Experts in the financial sector are raising concerns over a potential £2,000 cap on salary sacrifice pension benefits in the upcoming Budget. They warn that this move could have serious consequences for both employees and employers, and could potentially act as a stealth National Insurance (NI) tax rise.
Salary sacrifice pension schemes have become a popular option for many employers, allowing them to offer additional benefits to their employees while also managing rising costs. Under these schemes, employees agree to give up a portion of their salary, which is then invested into their pension fund. In return, the employee receives a reduction in their taxable income, resulting in potential tax savings for both the employee and the employer.
However, with the recent announcement of a potential £2,000 cap on this benefit, experts are worried about the impact it could have on businesses and their employees. This cap would effectively limit the amount of money that can be sacrificed into a pension, potentially reducing the overall tax savings for employees and eroding the benefits of these schemes.
Furthermore, the cap could also be seen as a stealth tax increase, as it would effectively raise the level of National Insurance contributions for employees. This is because the amount sacrificed into a pension is exempt from NI contributions, so a cap on this benefit would result in employees paying more in NI contributions.
Experts also warn that this cap would remove a key cost-saving tool for employers, at a time when many businesses are struggling to manage increasing costs. With the rising cost of living and the impact of the pandemic, businesses are already facing financial pressures and this potential cap would only add to their burden.
In addition to the concerns for employees and employers, experts are also warning about the potential impact on Electric Vehicle (EV) schemes. Many businesses use salary sacrifice schemes to offer their employees the option of leasing a company car, including electric vehicles. This has not only been beneficial for employees in terms of tax savings, but it has also helped to drive the adoption of EVs in the UK.
However, with the potential cap on salary sacrifice benefits, it is feared that this may make EV schemes less attractive and discourage the uptake of electric vehicles. This would not only have a negative impact on businesses that have invested in these schemes, but it would also have a wider impact on the government’s goal of promoting greener transportation.
In light of these concerns, experts are urging the government to reconsider the proposed cap and instead look for alternative ways to generate revenue. They argue that this move could have detrimental effects on both businesses and employees, and could potentially hinder the country’s economic recovery from the pandemic.
Moreover, with the recent focus on improving financial literacy and encouraging retirement savings, experts believe that the potential cap would send the wrong message to the public. The current pension system is already complex and a cap on salary sacrifice benefits would only add to this complexity, potentially discouraging individuals from saving for their future.

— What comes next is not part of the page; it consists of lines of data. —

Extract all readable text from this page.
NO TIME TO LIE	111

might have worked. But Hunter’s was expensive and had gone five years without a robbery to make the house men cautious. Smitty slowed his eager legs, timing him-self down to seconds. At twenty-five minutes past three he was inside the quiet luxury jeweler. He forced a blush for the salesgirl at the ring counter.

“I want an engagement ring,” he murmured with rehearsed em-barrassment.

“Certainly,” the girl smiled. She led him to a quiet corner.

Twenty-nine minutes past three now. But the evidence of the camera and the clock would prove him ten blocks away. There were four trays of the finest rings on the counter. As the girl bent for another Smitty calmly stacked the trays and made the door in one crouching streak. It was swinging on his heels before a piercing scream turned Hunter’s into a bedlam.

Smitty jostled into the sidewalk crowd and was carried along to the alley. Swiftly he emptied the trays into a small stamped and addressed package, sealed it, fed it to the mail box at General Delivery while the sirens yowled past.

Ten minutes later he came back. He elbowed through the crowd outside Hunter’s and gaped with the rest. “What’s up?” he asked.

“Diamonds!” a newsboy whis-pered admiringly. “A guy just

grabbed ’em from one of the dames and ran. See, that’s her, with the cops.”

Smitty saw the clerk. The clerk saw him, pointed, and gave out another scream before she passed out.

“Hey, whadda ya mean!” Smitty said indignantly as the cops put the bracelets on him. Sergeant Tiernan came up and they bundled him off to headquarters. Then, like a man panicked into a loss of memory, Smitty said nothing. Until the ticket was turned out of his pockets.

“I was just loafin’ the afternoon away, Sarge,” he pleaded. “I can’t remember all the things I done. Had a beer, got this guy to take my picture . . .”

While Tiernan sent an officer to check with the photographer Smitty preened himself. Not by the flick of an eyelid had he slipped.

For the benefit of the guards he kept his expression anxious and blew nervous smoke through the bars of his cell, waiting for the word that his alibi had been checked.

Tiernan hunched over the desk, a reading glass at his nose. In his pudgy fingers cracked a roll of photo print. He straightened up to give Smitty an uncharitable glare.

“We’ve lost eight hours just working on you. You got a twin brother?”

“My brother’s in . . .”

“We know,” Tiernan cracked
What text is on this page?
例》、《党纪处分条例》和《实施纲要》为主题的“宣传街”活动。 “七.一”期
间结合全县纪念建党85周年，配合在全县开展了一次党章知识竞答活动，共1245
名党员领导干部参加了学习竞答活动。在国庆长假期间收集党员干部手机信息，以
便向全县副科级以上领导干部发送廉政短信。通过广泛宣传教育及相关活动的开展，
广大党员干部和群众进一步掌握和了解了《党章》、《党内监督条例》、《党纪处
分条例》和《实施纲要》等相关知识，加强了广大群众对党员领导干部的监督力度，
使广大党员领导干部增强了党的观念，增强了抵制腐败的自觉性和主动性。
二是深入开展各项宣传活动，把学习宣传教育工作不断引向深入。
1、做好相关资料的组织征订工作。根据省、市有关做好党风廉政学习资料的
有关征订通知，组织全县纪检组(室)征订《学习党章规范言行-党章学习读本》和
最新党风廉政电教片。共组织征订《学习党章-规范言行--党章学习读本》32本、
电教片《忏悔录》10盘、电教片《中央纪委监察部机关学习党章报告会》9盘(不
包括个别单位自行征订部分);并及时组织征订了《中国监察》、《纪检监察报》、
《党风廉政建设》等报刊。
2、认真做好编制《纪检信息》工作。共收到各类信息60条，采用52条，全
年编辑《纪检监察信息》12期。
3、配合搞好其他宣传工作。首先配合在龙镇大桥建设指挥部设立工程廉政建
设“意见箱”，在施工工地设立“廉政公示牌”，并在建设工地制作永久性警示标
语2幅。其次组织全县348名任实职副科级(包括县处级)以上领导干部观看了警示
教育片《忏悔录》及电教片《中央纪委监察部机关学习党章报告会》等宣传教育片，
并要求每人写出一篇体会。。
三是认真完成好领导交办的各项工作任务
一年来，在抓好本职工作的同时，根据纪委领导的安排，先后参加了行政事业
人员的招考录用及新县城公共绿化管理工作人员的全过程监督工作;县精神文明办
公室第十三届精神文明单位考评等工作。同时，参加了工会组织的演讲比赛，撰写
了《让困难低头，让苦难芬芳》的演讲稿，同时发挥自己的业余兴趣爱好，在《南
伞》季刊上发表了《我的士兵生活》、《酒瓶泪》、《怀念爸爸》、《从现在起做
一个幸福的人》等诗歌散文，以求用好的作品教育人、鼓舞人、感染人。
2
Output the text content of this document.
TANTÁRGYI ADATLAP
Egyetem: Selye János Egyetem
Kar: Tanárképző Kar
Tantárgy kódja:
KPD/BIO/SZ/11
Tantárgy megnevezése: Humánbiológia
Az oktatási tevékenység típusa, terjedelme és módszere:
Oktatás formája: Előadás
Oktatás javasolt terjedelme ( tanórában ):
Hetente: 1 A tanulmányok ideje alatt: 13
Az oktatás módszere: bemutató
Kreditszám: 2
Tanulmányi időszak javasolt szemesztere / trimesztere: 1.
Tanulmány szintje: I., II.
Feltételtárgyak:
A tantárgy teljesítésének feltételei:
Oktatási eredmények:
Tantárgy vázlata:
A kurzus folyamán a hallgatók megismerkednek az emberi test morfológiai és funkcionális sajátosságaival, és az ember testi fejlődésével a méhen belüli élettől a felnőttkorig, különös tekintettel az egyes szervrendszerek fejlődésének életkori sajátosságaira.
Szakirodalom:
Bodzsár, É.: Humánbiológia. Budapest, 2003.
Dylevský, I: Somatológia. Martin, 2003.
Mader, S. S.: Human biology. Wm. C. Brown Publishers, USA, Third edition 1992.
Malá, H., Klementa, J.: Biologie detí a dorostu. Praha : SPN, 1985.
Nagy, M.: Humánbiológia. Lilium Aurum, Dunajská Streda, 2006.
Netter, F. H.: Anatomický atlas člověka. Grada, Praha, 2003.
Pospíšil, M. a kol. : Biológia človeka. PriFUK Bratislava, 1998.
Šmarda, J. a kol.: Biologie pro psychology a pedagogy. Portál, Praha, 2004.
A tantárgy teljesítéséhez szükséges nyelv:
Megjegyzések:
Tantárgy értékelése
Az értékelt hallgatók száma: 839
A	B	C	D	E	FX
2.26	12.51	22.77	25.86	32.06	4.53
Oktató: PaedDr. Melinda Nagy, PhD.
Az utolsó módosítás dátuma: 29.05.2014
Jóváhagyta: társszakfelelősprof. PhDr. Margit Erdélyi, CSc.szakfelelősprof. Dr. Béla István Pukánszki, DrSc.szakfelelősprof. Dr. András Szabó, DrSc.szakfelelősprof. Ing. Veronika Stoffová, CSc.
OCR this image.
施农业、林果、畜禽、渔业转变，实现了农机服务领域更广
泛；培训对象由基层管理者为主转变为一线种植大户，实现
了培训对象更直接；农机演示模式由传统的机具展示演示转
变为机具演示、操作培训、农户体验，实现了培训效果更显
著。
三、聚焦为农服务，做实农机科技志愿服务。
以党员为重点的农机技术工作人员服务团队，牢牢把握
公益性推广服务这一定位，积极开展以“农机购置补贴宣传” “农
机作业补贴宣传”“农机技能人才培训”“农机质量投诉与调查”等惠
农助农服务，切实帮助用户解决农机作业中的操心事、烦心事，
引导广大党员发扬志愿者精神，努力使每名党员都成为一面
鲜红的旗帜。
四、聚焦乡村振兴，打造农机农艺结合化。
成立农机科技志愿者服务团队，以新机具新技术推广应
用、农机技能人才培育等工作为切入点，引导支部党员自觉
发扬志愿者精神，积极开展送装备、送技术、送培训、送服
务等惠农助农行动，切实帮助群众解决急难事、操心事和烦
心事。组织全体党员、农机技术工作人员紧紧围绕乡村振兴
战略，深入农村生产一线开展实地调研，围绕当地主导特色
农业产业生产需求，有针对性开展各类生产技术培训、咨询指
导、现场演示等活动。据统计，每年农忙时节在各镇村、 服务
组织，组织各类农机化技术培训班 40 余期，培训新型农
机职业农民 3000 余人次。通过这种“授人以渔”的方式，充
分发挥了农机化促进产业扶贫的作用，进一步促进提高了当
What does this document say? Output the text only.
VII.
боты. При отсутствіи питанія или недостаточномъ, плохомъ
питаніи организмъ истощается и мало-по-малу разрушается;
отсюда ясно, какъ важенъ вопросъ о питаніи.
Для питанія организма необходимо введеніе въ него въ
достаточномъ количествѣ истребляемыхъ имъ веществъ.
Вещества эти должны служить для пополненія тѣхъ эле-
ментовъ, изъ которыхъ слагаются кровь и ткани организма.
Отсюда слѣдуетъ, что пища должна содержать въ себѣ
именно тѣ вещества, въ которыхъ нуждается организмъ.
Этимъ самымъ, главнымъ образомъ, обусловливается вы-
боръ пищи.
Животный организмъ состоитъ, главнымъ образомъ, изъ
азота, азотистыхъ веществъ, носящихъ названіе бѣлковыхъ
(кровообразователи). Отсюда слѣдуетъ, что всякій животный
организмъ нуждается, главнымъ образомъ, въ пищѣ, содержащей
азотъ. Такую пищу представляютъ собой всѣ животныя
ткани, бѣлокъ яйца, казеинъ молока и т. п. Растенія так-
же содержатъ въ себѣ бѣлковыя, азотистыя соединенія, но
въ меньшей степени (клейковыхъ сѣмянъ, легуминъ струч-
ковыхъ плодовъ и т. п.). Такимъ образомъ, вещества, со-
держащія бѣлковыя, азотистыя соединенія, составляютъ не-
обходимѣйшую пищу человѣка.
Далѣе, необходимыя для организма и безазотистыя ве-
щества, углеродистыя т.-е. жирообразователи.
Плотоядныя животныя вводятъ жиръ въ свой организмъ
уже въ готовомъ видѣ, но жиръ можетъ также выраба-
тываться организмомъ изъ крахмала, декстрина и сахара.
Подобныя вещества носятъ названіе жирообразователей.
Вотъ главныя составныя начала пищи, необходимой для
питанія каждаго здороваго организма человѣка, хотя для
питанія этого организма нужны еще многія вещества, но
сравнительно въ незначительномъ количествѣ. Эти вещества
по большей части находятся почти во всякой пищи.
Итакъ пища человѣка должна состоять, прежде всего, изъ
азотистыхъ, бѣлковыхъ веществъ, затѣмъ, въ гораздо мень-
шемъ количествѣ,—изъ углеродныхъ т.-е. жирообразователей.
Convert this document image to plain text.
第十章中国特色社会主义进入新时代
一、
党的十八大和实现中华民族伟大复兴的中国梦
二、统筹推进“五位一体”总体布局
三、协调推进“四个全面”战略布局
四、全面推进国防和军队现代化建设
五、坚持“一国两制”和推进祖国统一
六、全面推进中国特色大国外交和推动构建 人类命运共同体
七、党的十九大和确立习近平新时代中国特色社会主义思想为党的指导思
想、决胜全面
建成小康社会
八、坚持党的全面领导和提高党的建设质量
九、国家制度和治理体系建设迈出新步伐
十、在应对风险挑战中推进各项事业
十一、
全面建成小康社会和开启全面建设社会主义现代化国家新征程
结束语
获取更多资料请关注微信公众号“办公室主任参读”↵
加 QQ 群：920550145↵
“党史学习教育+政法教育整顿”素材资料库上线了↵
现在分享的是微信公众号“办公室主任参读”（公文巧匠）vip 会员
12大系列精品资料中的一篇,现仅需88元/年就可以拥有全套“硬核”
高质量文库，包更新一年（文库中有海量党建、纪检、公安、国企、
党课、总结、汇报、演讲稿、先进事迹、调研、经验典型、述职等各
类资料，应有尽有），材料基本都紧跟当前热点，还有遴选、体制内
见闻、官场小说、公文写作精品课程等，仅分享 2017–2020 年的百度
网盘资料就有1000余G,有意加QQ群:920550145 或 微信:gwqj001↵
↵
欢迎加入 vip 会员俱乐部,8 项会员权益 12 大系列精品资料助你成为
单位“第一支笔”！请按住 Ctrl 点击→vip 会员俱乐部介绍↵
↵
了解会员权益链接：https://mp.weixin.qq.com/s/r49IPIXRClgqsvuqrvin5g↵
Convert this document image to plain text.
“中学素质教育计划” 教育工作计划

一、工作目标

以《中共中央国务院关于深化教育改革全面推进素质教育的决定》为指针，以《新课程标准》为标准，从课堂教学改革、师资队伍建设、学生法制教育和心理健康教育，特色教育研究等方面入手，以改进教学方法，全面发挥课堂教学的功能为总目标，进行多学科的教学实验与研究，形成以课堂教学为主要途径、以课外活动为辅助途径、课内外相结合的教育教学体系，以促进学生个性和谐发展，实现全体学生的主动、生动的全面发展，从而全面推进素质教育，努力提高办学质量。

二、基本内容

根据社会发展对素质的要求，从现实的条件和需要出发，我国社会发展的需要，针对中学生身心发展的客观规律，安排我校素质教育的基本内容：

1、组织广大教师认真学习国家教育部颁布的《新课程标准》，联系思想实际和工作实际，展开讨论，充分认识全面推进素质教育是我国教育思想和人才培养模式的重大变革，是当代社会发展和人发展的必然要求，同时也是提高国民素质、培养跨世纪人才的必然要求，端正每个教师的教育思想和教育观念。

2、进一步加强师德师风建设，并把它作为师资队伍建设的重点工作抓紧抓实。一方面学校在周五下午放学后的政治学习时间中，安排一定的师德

In conclusion, the potential £2,000 cap on salary sacrifice pension benefits in the upcoming Budget has raised concerns among experts in the financial sector. They warn that this move could act as a stealth NI tax rise, remove a key cost-saving tool for employers, and threaten the uptake of electric vehicle schemes. It is hoped that the government will take these concerns into consideration and find alternative ways to generate revenue, rather than burdening businesses and employees with this potential cap.